Motorola has jumped into the embedded wireless module market, announcing plans to integrate HSPA, WiMAX and LTE into networked consumer products.
The company, which has seen its handset division struggle mightily recently, said it envisions its modules being embedded in notebooks, netbooks, portable gaming devices and other networked consumer electronics. The new strategy would mean that, for the first time, Motorola would be putting its proprietary wireless technology in other device manufacturers' products and not just its own.
Manash Goswami, director of business development with Motorola's mobile devices business, told FierceBroadbandWireless the modules are targeted at any device that has a PCIe-Mini connector.
"Our strategy is to tap our early investments in wireless technology as well as our depth in systems integration and use those to enable a space that is becoming very active," Goswami said. "I use the term consumer electronics because it's not just laptops."
According to research firm Strategy Analytics, by 2014 some 100 million devices will be embedded with 3G or 4G technology.

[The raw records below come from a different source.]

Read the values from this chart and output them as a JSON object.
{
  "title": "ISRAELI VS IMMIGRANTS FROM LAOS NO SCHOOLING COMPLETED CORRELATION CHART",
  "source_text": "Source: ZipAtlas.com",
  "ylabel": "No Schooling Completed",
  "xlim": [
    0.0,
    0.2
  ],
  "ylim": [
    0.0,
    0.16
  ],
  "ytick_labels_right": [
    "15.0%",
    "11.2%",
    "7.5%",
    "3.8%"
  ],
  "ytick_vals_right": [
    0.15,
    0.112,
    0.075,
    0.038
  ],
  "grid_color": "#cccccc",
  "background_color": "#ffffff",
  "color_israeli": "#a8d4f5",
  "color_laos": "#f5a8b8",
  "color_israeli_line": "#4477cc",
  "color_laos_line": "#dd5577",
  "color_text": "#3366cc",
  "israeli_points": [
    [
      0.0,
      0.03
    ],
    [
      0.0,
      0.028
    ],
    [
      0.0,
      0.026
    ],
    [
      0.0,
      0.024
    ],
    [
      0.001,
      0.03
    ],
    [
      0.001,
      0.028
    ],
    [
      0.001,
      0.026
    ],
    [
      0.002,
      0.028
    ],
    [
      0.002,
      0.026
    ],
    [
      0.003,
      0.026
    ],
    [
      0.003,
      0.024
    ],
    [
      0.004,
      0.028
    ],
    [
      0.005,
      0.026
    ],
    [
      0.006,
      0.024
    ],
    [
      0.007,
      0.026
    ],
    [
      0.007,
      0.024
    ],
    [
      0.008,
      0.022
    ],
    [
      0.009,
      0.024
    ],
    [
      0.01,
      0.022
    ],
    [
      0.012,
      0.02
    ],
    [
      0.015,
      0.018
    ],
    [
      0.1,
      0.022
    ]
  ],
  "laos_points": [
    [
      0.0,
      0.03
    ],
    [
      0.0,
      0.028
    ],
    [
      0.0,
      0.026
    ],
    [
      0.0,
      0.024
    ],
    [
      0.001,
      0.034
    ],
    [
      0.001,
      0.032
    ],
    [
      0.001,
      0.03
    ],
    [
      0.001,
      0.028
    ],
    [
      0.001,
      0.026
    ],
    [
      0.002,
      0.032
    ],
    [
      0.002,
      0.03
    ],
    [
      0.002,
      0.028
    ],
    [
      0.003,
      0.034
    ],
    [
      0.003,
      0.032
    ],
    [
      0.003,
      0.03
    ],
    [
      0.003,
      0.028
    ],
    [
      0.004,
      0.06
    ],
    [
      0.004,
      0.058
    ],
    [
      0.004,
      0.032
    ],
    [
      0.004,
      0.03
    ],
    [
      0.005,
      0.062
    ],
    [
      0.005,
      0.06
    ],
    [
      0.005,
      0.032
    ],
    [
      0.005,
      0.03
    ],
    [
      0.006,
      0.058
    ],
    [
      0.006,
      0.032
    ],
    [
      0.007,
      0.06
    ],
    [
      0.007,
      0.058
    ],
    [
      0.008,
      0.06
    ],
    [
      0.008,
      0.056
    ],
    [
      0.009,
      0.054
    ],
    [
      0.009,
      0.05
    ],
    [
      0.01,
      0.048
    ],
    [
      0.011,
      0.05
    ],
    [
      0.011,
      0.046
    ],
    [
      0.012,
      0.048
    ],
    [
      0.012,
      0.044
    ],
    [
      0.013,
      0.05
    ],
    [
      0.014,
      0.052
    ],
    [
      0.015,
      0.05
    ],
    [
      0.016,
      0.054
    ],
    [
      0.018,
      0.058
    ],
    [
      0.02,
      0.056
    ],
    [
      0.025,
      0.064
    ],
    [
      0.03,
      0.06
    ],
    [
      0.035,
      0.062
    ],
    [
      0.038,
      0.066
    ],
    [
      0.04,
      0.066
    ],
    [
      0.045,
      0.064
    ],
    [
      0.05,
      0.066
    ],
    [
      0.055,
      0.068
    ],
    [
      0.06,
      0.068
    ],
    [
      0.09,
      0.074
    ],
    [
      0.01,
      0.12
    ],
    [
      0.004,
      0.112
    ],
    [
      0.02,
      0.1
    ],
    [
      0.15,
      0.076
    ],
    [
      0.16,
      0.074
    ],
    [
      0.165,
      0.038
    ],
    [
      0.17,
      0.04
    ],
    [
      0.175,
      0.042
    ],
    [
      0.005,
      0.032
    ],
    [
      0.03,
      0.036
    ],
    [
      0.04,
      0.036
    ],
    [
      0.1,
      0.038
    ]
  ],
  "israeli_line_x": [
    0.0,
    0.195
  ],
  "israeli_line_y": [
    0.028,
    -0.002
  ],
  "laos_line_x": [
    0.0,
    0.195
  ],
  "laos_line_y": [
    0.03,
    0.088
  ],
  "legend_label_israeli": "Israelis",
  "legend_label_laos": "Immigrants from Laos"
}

Motorola said its mobile WiMAX single-band half-mini PCIe wireless network adapter for the 2.5 GHz and 3.5 GHz band and its trimode HSPA/EDGE/GPRS adapter will be available in the third quarter. A single-mode LTE card will be sampled in the fourth quarter.
In related news, Ericsson introduced a mobile broadband module, the F3307, specifically designed for netbooks. Ericsson said the new module offers performance and low power consumption at an attractive cost for manufacturers. It is also working with Intel to validate the F3307 module with Intel's next-generation netbooks platform, Pine Trail-M.